また、納豆粉末の摂取がBifidobacteriumを増加させる効果は、男女ともに、日常的な食生活において納豆を含む発酵食品を食べる頻度が低く、Bifidobacteriumの存在量が少ない人で著しいことがわかりました。


特に、女性の納豆粉末摂取群を、摂取開始前にBifidobacteriumの占有率が低かった群(LBi群)と高かった群(HBi群)に分け、納豆粉末摂取が腸内細菌叢に与える影響を比較したところ、LBi群のみでBifidobacteriumが有意に増加しました(図)。


納豆と腸内環境の変化


Bifidobacteriumは酢酸や乳酸を産生して腸内のpHを低く保ち、病原菌の増殖を抑制することが知られており、腸内環境を整える菌のひとつです。


Blautiaも有用な菌のひとつと考えられており、内臓脂肪面積が低い人ほど存在量が多く、大腸がんや糖尿病などの患者に比べて、健康な人の腸内で多いと報告されています。


また、当社が所有する日本人の大規模な腸内細菌叢データベースの情報からも、BifidobacteriumおよびBlautiaは、糖尿病などの生活習慣病患者に比べ、健康な人の腸内で存在量が多い傾向がありました。

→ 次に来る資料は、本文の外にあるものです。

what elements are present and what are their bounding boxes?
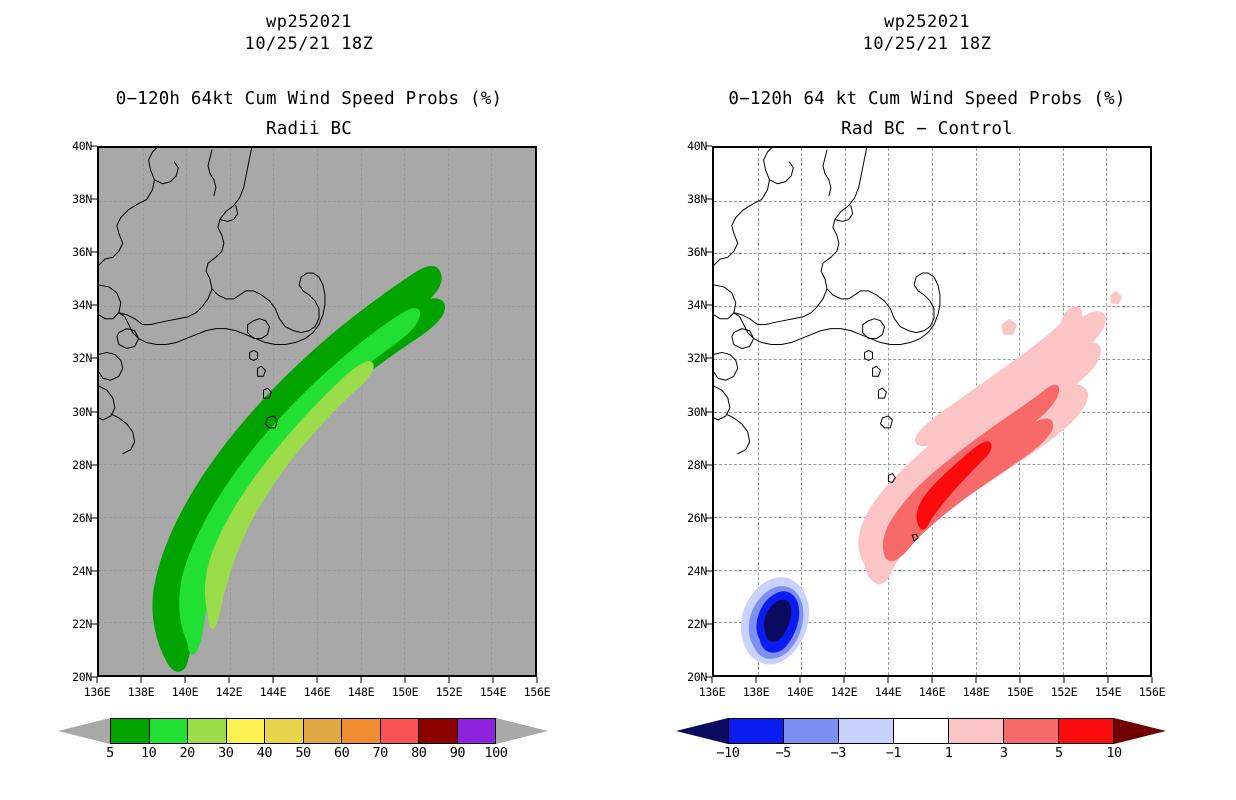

以上のことから、納豆粉末の摂取はBifidobacteriumBlautiaの減少による腸内細菌叢の乱れを改善する可能性が高く、納豆が有用なプロバイオティクスであることが示されました。


食品摂取による腸内細菌叢の改善


この研究結果は、納豆粉末の摂取による腸内細菌叢の改善効果が、摂取する人の摂取前の腸内細菌叢におけるBifidobacteriumの存在量に左右されることを示しています。


そのため、腸内細菌叢の改善を目的とした食品摂取には、事前に腸内細菌叢の状態(Bifidobacteriumに限らない、さまざまな腸内細菌の構成)を把握し、その内容をふまえて食品を選択することが望ましいと考えられます。

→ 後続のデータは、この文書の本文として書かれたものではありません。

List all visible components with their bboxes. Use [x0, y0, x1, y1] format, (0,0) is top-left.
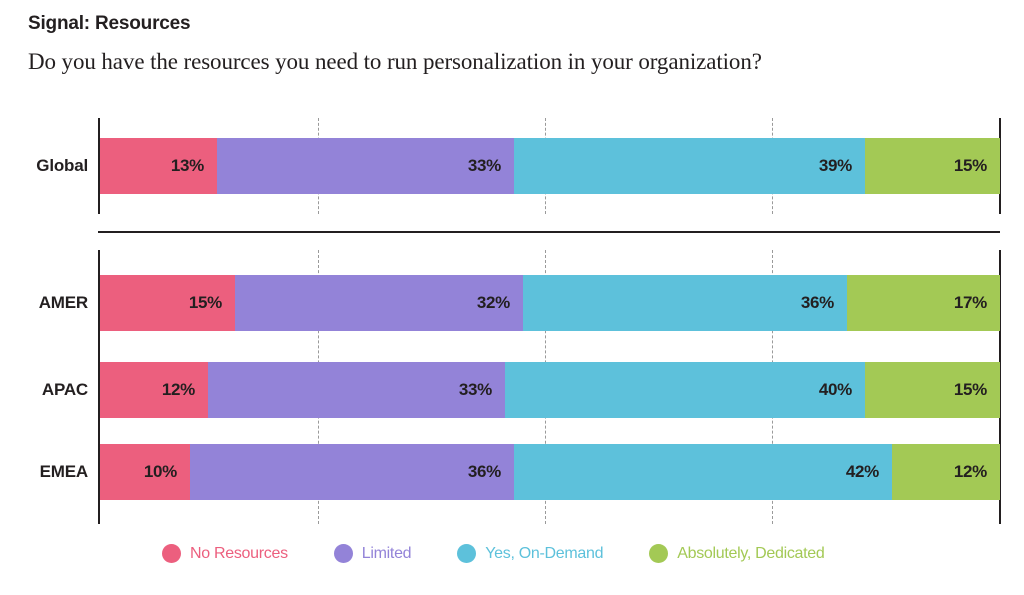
row-label-emea: EMEA [0, 444, 88, 500]
chart-group-global: Global 13% 33% 39% 15% [0, 118, 1024, 214]
table-row[interactable]: APAC 12% 33% 40% 15% [0, 362, 1024, 418]
table-row[interactable]: AMER 15% 32% 36% 17% [0, 275, 1024, 331]
bar-value-label: 33% [468, 156, 501, 176]
legend-label: Yes, On-Demand [485, 545, 603, 563]
bar-segment-absolutely-dedicated[interactable]: 15% [865, 138, 1000, 194]
bar-segment-no-resources[interactable]: 15% [100, 275, 235, 331]
bar-segment-absolutely-dedicated[interactable]: 17% [847, 275, 1000, 331]
table-row[interactable]: EMEA 10% 36% 42% 12% [0, 444, 1024, 500]
stacked-bar-apac: 12% 33% 40% 15% [100, 362, 1000, 418]
bar-value-label: 33% [459, 380, 492, 400]
bar-value-label: 15% [954, 380, 987, 400]
legend-label: Limited [362, 545, 411, 563]
bar-segment-limited[interactable]: 36% [190, 444, 514, 500]
legend-swatch-icon [162, 544, 181, 563]
bar-value-label: 13% [171, 156, 204, 176]
bar-value-label: 12% [162, 380, 195, 400]
bar-segment-absolutely-dedicated[interactable]: 12% [892, 444, 1000, 500]
legend-item-no-resources[interactable]: No Resources [162, 544, 288, 563]
legend-item-absolutely-dedicated[interactable]: Absolutely, Dedicated [649, 544, 824, 563]
bar-value-label: 15% [189, 293, 222, 313]
bar-segment-limited[interactable]: 32% [235, 275, 523, 331]
bar-value-label: 42% [846, 462, 879, 482]
bar-segment-no-resources[interactable]: 12% [100, 362, 208, 418]
table-row[interactable]: Global 13% 33% 39% 15% [0, 138, 1024, 194]
stacked-bar-chart: Global 13% 33% 39% 15% [0, 0, 1024, 595]
bar-value-label: 10% [144, 462, 177, 482]
bar-value-label: 36% [801, 293, 834, 313]
bar-segment-yes-on-demand[interactable]: 39% [514, 138, 865, 194]
legend-label: No Resources [190, 545, 288, 563]
stacked-bar-global: 13% 33% 39% 15% [100, 138, 1000, 194]
chart-group-regions: AMER 15% 32% 36% 17% APAC [0, 250, 1024, 524]
legend-swatch-icon [457, 544, 476, 563]
legend-item-yes-on-demand[interactable]: Yes, On-Demand [457, 544, 603, 563]
bar-segment-limited[interactable]: 33% [217, 138, 514, 194]
legend-label: Absolutely, Dedicated [677, 545, 824, 563]
bar-segment-absolutely-dedicated[interactable]: 15% [865, 362, 1000, 418]
bar-value-label: 12% [954, 462, 987, 482]
chart-legend: No Resources Limited Yes, On-Demand Abso… [162, 544, 871, 563]
row-label-apac: APAC [0, 362, 88, 418]
bar-value-label: 36% [468, 462, 501, 482]
legend-item-limited[interactable]: Limited [334, 544, 411, 563]
row-label-global: Global [0, 138, 88, 194]
bar-segment-yes-on-demand[interactable]: 36% [523, 275, 847, 331]
bar-value-label: 32% [477, 293, 510, 313]
bar-segment-no-resources[interactable]: 10% [100, 444, 190, 500]
stacked-bar-emea: 10% 36% 42% 12% [100, 444, 1000, 500]
legend-swatch-icon [649, 544, 668, 563]
bar-value-label: 39% [819, 156, 852, 176]
bar-segment-no-resources[interactable]: 13% [100, 138, 217, 194]
row-label-amer: AMER [0, 275, 88, 331]
bar-value-label: 17% [954, 293, 987, 313]
legend-swatch-icon [334, 544, 353, 563]
stacked-bar-amer: 15% 32% 36% 17% [100, 275, 1000, 331]
group-separator [98, 231, 1000, 233]
bar-value-label: 40% [819, 380, 852, 400]
bar-segment-limited[interactable]: 33% [208, 362, 505, 418]
bar-value-label: 15% [954, 156, 987, 176]
bar-segment-yes-on-demand[interactable]: 42% [514, 444, 892, 500]
bar-segment-yes-on-demand[interactable]: 40% [505, 362, 865, 418]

当社の腸内細菌叢の検査・分析サービスでは、個人それぞれの腸内細菌叢の特徴をふまえて、疾病の予防・改善に役立つと考えられる食品を例示する機能を備えています。


参考文献
Cao, Z.-H. et al. Biotechnol Adv 37, 223–238 (2019).
細井知弘. 日本醸造協会誌 98, 830–839 (2003).
Kono, K. et al. Nutrients 14, 3839 (2022).
Okai, S. et al. Nat Microbiol 1, 16103 (2016).
Ozato, N. et al. npj Biofilms Microbiomes 5, 1–9 (2019).
Chen, W. et al. PLoS One 7, e39743 (2012).
Larsen, N. et al. PLoS One 5, e9085 (2010).